Some time following the end of the war, ‘Forces War Records’ reveals that Ronald was gazetted for the second time, on 17th April 1919 into the 96th Brigade of the Royal Field Artillery, 383 Battery. (An R.F.A. brigade, the equivalent of an infantry battalion, consisted of 4 batteries.)
The two Devon Yeomanry battalions (Royal North Devon Yeomanry and 1st Devon Yeomanry) were amalgamated in June 1920 to form the Royal Devon Yeomanry. After the war only 14 Yeomanry regiments were retained as horse cavalry, and so the new R.D.Y. while retaining its name, was transferred to the Royal Artillery to form the 11th (Devon) Army Brigade, Royal Field Artillery. In 1921 it was renumbered as 96th (Devonshire Yeomanry) Army Brigade, RFA. Roland thus continued to serve with the Territorials, presumably locally, but only his records will show when he finally applied for his discharge. He was awarded the Victory and British war medals serving in the Devonshire Regiment.

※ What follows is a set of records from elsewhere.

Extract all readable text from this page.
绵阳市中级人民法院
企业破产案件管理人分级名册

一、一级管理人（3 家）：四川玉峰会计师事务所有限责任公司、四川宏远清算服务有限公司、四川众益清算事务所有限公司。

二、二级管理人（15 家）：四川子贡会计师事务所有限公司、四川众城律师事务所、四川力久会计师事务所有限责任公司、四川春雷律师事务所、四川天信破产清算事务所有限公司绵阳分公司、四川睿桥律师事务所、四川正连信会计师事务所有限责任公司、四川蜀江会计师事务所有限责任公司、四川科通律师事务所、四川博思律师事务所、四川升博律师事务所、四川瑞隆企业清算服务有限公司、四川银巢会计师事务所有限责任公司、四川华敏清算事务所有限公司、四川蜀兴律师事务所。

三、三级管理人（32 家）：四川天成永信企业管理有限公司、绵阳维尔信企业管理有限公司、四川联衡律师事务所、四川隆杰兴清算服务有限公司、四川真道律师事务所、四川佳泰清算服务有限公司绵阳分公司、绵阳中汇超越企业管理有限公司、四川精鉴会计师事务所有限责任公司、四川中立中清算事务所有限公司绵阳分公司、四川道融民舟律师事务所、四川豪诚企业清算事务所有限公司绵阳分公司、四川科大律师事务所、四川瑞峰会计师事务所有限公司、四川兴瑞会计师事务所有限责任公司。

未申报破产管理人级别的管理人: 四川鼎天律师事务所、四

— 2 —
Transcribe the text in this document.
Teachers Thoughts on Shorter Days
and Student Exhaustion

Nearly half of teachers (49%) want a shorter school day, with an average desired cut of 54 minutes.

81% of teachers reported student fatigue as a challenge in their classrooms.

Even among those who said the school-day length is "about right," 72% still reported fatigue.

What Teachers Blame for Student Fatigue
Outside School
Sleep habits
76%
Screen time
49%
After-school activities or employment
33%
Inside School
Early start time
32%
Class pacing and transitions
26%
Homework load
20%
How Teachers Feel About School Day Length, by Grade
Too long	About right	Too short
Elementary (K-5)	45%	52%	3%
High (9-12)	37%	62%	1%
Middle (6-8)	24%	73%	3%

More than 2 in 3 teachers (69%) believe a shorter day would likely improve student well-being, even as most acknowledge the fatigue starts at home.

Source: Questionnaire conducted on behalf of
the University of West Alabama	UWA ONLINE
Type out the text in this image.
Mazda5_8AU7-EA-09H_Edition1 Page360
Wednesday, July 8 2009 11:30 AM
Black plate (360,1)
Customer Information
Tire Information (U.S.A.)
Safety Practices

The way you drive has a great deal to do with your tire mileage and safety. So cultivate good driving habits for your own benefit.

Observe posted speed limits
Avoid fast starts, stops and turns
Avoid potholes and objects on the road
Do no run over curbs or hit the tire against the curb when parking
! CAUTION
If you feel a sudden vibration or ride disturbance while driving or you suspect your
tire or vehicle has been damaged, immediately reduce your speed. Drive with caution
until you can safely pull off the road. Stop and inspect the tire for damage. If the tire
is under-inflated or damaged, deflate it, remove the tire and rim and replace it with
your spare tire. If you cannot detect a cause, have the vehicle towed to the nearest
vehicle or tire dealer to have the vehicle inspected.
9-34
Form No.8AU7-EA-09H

Ronald finally married, on 3rd July 1934, to Violet Myra Steele, born in Winkleigh, the sister of Commander Steele V.C. The ‘Western Times’ of 6th July 1934 gave a full report of this outstanding wedding in the village, with the church beautifully decorated and a lavish reception held in marquees in the gardens of The Old Parsonage. Attached is the photo that appeared in the paper, showing Ronald Johnson looking far from well. However, he lived until 1968, dying at the age of 75 in Barnstaple hospital. There were no children, and it seems that the family died out.